Creating a landscape that is bold and accessible out of one which was bland and lacking in function had to be the primary intention in designing the above project. Since the whole exterior space required attention, it was important to come up with a design that had maximum impact with as cost-effective a budget as possible. By leaving the swimming pool, lawn and main patio areas in their original locations, we were able to give those areas complete facelifts generating incredible results, and still have the budget to focus on other vital components of the landscape such as the hillside, planting, carpentry, masonry and more. This strategy often allowed for an ‘unfolding’ of design elements as the project progressed, such as utilizing excavated native stone and stone samples to create the visual and aural distraction of a tumbling brook between two small, existing pine trees. The idea there, was that this water feature adeptly disguised a rather unpleasant concrete covered pipe that runs down the hill and through the property to the v-ditch and catchment basin. Older ranch style homes in this area are often challenged with similar obstacles and so it was rewarding to demonstrate some potential solutions to these local landscapes without compromising the natural environment further.

A key objective in our design was to make the house and garden area more private at the front and more secure for the children living there. Raising the sloped front yard in front of the two bedroom windows allowed for a wall and fence to be constructed which formed a screen and noise buffer from the street and from the neighbors’ driveway. Lush planting softened the view from both inside and outside the yard. Our intention was to create a distinctive entryway to the home incorporating a sense of flow between the front and back yards. The courtyard now has a unique feel to it and can make you forget you are entering a 60’s ranch home in the suburbs.
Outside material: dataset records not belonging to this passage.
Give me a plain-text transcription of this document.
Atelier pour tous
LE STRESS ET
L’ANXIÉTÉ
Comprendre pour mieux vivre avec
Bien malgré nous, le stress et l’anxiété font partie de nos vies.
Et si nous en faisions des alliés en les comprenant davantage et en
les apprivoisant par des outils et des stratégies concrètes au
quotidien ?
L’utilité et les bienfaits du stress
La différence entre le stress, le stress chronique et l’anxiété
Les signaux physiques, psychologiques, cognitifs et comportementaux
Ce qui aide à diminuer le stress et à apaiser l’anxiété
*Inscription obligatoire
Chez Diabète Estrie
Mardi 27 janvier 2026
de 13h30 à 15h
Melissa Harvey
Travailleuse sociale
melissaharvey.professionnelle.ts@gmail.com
On the opposite side of the new concrete driveway, old hedges and shrubs were removed and a berm was created around an old existing rock. Deer-resistant plants interspersed with rocks and boulders are anchored by a young ash tree.
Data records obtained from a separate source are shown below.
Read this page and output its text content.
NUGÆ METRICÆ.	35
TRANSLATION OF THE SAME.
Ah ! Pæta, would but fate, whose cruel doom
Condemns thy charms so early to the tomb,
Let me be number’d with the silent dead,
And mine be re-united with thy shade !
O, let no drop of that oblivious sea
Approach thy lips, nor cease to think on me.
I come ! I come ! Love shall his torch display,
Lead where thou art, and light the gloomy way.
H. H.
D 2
Concentration was put on drainage, due to the positioning of the house and garden areas at the base of the open space hillside. A comprehensive drainage system was installed throughout the property, specifically behind retaining walls, under lawns, around perimeters of both the house and the garden, and included ensuring that roof rainwater is being collected and discharged directly to the street rain gutter.

The hillside was pushed back almost 5 feet to create a wider patio space around the pool, and two old railroad tie staircases, one at either end of the hillside, were removed along with an environmentally unsound and visually unattractive pressure-treated wooden retaining wall. By transferring the pool equipment behind the new Tuscan stone wall, further patio space was obtained. Curving the wall created interest and movement, while the expansive and welcoming stone staircase beckons you to walk up and see what is up there on the hillside. Previously virtually defunct, the hillside now has layers of virtues. In spite of the v-ditch running its length, stepping stones and pathways invite you to meander and explore the deck and view of Mount Tamalpais, the rose garden, the vegetable and fruit garden, the babbling brook and finally to the restful hammock house.

Dramatic improvements were made to the existing pool which was completely stripped to the shell and remodeled, using natural tones and textures to complement the surrounding Arizona flagstone patio and stone walls. Planters cut in around the pool and set with boulders and choice plants are stunning in the daytime and beautifully lit in the evening by the low voltage system that serves the lower areas of the yard and the hammock house. Note the ‘candle nooks’ in the wall behind the pool for dusk ambience. The additions of solar panels to heat the water, along with a salt-water system result in a swimming pool of the new millennia.

The gravel area on the north side of the house is intended for a future play area or service area. On the south side, the concrete was extended and enhanced with planting to create a pleasant yet serviceable side yard.

Irrigation is state-of-the-art and the plants the system supports are varied. Except for a few specimen plants, all the plants are newly planted with an accent on different sun and shade conditions and the attraction of humming birds, bees, butterflies and other beneficial insects – a garden to encourage nature to come and visit, and to stay.
A plethora of fruit trees and vines augments the pleasures to be found here and at the peak of the summer the plants are overwhelming in their beauty, color, fragrance and fruit.

We intended to bring something special to this one third acre lot, with its hilly perspective and out-of-date features, and certainly what was achieved here may not fit all budgets. However, this project demonstrates a variety of possibilities and inspirations for bringing the ordinary to the extraordinary, whether on a large or small scale and we enjoyed immensely the whole process.